Is it going to be a corporate near-death experience or the real thing? Will the office romance end in tears? Will the child prodigy rewrite the publisher’s fortunes? Confused? You won’t be after this week’s episode.
Catalogue of errors Part III
This week: A marriage disintegrates, there’s an affair with the office manager but ever so slowly, common ground is found in the shape of two spurned ex-girlfriends.
During the implosion of our small publishing company, Frank’s marriage disintegrated. He’d been married for 10 years and had a young son, a lovely lad whom I’ve known from birth.
My already strained relationship with him was exacerbated by my friendship with his wife (no, we weren’t that close) and by what I thought was a play by my ex-girlfriend for my now separated business partner (he later confirmed that my suspicions were right).
As they say in the business schools, the worst-case scenario was bearing down on me: a failing business and a troubled business partner, manipulated in the shadows by a vengeful ex-girlfriend. I was ready to walk.
Then, as so often seems to happen, at one’s lowest ebb I got lucky. My business partner started having an affair with our new office manager. At first, I was appalled by the prospect. I’d left corporate life to rid myself of these complications. No matter how these situations were handled, I knew it would have to be handled by me, and by this stage I’d had enough.
Fortunately, by the time I’d received a letter from this Jenny-come-lately telling me that I was treating her very “disrespectfully”, it had become apparent that she was another absolutely woeful appointment. Everyone agreed she had to go.
A few weeks later the relationship ended, punctuated by her asking for the return of an expensive watch she’d given Frank as a present. Surprisingly, now my business partner and I had something in common again: spurned girlfriends. Smidgin by smidgin, relations began to improve.
To his eternal credit, during all of this Frank hadn’t lost sight of what we needed to do to recover the business, if not our relationship. He’d recognised that having two MDs wasn’t working and that if we were to make anything of the business I probably had more chance of doing so than him.
Our friendship had complicated things from the very start but that was now much less of a problem. The challenge was how to progress.
At a time when many people would have dug their heels in, Frank didn’t just yield, he offered me more equity in the business to keep me there. It was a smart move. He knew I’d feel a greater responsibility to make things work if I was the majority shareholder and he also recognised that it was the only way to disentangle our personal history from our professional relationship.
He told me he was happy to be consulted on major decisions but the final decision on everything was mine. This resolved the nub of the issue and it’s a real credit to him that he took this stance. Lesser characters, with bigger egos and greater self-regard, would never have taken such a step. I decided to stay and commit afresh to the business.
Under our new arrangement, my first job was to find someone to write the publication. Here, I got lucky again. A young whipper snapper of a lad at 24, he’d managed his parents’ super fund for a number of years and told me that he begun reading The Australian Financial Review at age 14.
This rather alarming fact was later put in context when he told me he also taught guitar.
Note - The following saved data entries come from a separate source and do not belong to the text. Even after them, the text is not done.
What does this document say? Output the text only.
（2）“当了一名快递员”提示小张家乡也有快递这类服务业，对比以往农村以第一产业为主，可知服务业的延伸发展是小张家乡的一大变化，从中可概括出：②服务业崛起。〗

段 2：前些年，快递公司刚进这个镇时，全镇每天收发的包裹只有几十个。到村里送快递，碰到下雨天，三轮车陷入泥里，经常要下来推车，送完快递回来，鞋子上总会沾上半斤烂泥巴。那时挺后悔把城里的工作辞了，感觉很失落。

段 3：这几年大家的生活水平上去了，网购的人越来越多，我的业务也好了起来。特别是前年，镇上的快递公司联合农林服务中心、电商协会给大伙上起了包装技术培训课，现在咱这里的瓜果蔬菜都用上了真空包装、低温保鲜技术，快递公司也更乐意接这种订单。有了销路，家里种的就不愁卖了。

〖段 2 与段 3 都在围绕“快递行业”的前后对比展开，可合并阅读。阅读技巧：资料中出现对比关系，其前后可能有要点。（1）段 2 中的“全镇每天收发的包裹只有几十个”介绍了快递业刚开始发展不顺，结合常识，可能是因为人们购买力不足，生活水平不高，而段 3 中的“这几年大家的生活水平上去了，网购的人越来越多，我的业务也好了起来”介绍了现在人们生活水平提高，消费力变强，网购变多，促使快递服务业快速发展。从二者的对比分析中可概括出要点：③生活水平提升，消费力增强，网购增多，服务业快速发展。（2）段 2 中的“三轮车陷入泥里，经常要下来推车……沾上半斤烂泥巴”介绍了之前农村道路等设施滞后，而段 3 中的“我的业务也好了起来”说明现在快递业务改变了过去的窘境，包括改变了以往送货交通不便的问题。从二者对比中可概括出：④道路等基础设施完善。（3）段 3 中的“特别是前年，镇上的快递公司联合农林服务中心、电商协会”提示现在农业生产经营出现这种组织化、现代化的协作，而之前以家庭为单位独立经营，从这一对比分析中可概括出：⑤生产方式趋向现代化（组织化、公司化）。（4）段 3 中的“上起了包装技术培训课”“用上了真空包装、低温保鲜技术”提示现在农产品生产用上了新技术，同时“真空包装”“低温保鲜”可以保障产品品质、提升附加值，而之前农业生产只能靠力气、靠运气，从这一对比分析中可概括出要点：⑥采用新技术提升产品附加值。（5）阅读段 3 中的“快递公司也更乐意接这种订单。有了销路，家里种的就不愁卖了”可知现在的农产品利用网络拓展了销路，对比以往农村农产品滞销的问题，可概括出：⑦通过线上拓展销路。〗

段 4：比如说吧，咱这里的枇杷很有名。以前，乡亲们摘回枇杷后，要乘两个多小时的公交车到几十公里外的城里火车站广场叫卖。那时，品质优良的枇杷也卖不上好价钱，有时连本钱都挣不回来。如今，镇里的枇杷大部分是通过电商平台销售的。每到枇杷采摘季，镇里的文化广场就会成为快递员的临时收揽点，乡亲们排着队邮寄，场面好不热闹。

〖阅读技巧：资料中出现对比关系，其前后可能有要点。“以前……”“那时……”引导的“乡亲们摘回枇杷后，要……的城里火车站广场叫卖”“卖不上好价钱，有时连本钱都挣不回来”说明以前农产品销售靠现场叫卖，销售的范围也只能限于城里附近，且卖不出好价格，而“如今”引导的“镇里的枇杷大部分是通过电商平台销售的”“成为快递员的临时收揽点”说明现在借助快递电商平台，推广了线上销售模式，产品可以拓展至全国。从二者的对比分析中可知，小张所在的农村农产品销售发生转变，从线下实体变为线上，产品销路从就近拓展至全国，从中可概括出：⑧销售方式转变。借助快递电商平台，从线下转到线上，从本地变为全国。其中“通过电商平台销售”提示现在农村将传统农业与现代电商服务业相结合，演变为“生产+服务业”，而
Obviously, this bloke’s inner life wasn’t all material. He was a voracious reader and a contrarian thinker. We got on well.
His appointment became a turning point not just in the fortunes of the business but for those who worked for it and those who shelled out their hard-earned to read what we produced (naturally, these three things have a great deal in common). He’s now one of the co-owners after Frank and I sold out, but that’s another story.
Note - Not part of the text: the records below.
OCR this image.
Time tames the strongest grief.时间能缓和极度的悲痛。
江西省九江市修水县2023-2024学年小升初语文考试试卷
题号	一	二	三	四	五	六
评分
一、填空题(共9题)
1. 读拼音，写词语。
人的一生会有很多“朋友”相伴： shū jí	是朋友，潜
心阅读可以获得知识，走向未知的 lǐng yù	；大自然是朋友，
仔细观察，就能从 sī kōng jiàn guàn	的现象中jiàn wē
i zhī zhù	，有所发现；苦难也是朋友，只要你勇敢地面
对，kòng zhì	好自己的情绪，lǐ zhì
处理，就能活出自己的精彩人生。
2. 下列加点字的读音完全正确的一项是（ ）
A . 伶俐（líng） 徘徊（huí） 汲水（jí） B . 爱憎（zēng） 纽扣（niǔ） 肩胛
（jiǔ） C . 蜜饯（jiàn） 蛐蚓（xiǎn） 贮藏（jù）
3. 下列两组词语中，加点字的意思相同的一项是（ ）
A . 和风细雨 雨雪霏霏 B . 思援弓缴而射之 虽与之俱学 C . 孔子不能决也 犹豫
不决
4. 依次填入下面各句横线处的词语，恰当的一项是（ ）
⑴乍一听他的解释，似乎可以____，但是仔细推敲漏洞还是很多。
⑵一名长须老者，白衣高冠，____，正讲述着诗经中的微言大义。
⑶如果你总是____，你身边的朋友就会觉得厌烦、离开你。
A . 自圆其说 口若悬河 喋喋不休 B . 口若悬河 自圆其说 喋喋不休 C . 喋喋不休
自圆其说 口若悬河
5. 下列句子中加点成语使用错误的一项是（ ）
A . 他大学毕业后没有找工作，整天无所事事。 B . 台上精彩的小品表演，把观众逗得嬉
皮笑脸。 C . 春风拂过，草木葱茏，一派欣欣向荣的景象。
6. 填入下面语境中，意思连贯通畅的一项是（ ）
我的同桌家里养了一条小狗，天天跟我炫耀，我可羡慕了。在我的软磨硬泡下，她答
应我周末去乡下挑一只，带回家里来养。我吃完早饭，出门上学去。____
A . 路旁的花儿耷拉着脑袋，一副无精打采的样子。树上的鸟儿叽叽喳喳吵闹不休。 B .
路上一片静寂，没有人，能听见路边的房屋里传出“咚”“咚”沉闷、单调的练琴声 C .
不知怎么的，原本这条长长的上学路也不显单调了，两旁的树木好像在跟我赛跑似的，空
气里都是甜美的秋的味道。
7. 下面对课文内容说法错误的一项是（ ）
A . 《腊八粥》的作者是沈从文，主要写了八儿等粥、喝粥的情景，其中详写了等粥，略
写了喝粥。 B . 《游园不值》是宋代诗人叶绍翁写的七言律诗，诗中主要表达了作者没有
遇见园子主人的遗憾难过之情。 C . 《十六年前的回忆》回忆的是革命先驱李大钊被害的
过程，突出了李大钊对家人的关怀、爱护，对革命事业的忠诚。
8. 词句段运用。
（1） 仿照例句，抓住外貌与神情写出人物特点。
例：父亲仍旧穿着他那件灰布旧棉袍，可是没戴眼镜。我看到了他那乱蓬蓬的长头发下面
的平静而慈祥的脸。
In the final instalment in two weeks, I’ll reflect on this strange course of events and tell you what I think I learned. But here’s a clue: It has a lot to do with a ‘c’ word.
To read more John Addis blogs, click here.
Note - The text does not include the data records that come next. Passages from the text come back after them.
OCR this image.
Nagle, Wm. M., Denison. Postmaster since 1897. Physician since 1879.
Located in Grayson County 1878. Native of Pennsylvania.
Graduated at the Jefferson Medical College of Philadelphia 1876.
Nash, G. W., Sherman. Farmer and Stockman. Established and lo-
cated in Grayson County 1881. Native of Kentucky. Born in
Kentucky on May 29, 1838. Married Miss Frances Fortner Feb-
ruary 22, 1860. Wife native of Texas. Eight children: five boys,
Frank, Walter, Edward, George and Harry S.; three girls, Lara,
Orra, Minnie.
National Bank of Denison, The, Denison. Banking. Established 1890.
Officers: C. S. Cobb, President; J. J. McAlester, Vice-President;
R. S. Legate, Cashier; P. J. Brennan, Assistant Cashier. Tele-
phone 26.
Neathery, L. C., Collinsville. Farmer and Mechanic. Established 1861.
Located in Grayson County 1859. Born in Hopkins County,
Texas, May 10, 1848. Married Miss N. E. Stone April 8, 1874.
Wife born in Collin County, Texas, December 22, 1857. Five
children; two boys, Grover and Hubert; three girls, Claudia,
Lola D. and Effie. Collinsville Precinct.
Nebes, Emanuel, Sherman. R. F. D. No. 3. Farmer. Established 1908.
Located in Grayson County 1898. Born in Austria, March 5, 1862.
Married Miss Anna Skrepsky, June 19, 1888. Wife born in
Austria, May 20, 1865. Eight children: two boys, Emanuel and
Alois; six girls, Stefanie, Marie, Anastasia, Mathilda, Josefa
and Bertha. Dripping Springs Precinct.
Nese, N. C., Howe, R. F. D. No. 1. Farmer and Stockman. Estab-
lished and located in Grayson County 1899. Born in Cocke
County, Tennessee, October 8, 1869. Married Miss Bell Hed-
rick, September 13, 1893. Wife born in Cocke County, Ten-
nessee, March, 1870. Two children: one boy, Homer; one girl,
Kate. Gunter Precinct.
Paul Holland in the UK writes: A great tale and a hell of a lot of experience gained from it too. I’m guessing your a decent chap and you, like myself, expect it natural to become friends with people you do business with and for. This can ultimately lead to the experience of having people whom you consider friends actually become people that let you down too. There can be nothing worse that a friend that let’s you down. In business you need trust but even more so in friendships. I can see how your/our approach leads to difficulties in managing a business and people.
I’m going to use a few ‘c’ words here though: It certainly makes ‘c’ontrol very difficult, ‘c’ommand especially difficult, and ‘c’ommunication, if not difficult at least more sensitive. However, having resolved the situation you describe so effectively, I think you can throw in another ‘c’ word – contentment. I think you can look back on your experience and how you handled it with a good dose of self respect, leadership and ultimately, plain old altruism. When can I come and work for you?